Mokdong Archery Experience

Traditionally, Korean archery is a meditation sport and so when there was a posting through Yeoksam Global Village Center for archery participants, I was eager to give the reflective Korean archery a try. Was slightly disappointed when I got to the Mokdong Archery Experience area and discovered it was western archery we would be giving a try. Well, new experience there too but I knew we wouldn't be taught any kind of self-reflection or skills on "the movement of tranquillity" in shooting but rather would just be focused on hitting the target and having a good time while doing so.

Directly beside our practice shooting range was a Korean archery range, and another beyond it. During our two hours of basic target practice, three other groups walked in to exercise their minds while shooting. They followed some of the principles of Korean archery like not shooting alone, not congratulating each other or themselves on good shots or making comments on poor shots, but I think their shooting was not very peaceful or reflective. Our group of Westerners was loud and silly and having a great time. If we were practicing Korean archery, we would have had to be silent, reflective and be more attentive of others while shooting. The other groups kept looking over at us and I feel we disturbed their reflection; however, they seemed rather to be entertained.
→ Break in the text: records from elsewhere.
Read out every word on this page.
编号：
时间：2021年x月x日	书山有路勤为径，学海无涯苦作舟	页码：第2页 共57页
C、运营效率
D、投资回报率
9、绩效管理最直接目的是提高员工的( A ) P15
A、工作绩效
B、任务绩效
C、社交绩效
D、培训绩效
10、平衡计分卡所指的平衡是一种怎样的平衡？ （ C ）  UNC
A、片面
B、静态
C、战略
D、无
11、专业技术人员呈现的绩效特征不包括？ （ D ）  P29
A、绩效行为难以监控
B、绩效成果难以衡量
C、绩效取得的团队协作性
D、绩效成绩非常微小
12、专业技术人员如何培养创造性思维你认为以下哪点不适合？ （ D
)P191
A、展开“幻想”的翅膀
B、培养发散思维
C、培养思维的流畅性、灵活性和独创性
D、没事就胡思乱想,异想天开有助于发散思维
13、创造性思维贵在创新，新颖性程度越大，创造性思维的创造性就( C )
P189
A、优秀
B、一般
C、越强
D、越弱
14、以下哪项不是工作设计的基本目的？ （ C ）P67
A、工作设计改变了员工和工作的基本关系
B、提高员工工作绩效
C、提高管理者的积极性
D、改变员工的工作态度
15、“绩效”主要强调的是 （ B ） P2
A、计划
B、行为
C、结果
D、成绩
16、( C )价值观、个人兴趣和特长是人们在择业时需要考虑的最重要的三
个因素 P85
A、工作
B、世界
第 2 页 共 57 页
But then to shoot at this particularly range in a downtown area beside a busy riverside, they could only expect noise, so I would think that this range is more of a stress outlet than a spiritual journey for them.
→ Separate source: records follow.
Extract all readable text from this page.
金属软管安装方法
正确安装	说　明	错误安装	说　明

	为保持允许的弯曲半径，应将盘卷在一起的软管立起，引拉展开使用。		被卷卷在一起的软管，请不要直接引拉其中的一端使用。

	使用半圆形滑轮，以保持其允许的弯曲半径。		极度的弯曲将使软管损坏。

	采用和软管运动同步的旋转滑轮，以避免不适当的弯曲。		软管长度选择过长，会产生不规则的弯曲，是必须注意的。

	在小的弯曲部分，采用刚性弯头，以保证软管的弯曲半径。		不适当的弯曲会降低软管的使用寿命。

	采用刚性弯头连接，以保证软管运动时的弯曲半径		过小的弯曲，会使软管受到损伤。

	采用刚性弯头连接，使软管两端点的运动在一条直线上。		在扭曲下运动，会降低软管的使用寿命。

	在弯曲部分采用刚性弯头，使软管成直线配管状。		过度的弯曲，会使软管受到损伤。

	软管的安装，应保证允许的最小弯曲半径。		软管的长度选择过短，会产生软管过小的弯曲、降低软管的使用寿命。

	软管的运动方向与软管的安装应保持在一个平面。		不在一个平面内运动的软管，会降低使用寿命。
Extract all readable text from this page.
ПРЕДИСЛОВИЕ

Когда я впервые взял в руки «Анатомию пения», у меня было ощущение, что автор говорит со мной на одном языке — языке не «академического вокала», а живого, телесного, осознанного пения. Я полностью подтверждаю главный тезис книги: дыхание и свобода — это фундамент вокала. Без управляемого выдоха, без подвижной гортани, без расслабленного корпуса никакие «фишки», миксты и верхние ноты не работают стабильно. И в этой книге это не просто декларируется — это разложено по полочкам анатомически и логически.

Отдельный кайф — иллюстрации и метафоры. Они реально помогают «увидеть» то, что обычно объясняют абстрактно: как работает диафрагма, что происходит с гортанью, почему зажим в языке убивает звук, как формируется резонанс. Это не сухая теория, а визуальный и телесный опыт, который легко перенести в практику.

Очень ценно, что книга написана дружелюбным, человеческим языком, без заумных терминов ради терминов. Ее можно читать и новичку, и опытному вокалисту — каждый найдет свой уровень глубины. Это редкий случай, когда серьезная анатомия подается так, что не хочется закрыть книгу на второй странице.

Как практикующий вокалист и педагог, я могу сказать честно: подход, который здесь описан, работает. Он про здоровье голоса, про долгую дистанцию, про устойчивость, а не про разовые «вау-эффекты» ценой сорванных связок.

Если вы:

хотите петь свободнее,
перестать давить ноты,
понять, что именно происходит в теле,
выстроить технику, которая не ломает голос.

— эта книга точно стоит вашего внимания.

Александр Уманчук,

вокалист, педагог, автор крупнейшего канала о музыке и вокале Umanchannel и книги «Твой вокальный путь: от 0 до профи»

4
Our archery instructor had the patience of a saint as he tried to organize us untamed and untrained westerners into some kind of order. Unlike the traditional Korean method of training archers, training western archers must be like trying to herd cats.

Our brave instructor walking in front of young untrained archers with arrows in their bows. We were pretty good, however, about obeying his command to stop shooting and retrieve arrows and then his command for us to collective string our bows again.
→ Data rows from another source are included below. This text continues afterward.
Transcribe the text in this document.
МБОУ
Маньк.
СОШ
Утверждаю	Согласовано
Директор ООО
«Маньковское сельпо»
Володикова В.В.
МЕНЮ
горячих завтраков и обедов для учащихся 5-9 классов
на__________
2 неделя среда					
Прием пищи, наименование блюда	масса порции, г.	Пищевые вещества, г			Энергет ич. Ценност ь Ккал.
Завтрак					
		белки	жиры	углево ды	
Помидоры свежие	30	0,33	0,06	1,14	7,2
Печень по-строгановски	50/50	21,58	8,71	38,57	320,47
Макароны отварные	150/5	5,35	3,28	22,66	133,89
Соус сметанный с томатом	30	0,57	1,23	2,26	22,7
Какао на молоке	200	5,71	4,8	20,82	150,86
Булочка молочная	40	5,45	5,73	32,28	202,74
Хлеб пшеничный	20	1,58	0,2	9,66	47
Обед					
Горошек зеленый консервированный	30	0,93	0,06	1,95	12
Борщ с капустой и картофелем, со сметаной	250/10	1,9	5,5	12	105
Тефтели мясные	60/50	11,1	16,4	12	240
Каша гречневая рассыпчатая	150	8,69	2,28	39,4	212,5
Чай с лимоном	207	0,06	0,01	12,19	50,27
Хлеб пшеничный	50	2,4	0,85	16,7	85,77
The range wasn't even 10 meters away, but the point of this exercise was to give us experience in shooting and to learn how to control our bow and aim. The traditional Korean bows don't have an aiming devise on the bow but are aimed through mind control and feelings centered in the mind/heart.

After several tries, most of us were hitting within the target and some were pretty consistently hitting near the bull's eye.

Our group of young archers. From the languages and comments I heard, we represented a wide variety of Western backgrounds. From my end of the shooting range, there were two Americans, a Canadian, a couple of Germans, several Russians, and a Philippina ... a fairly good ethnic representation of foreigner workers and students in Korea.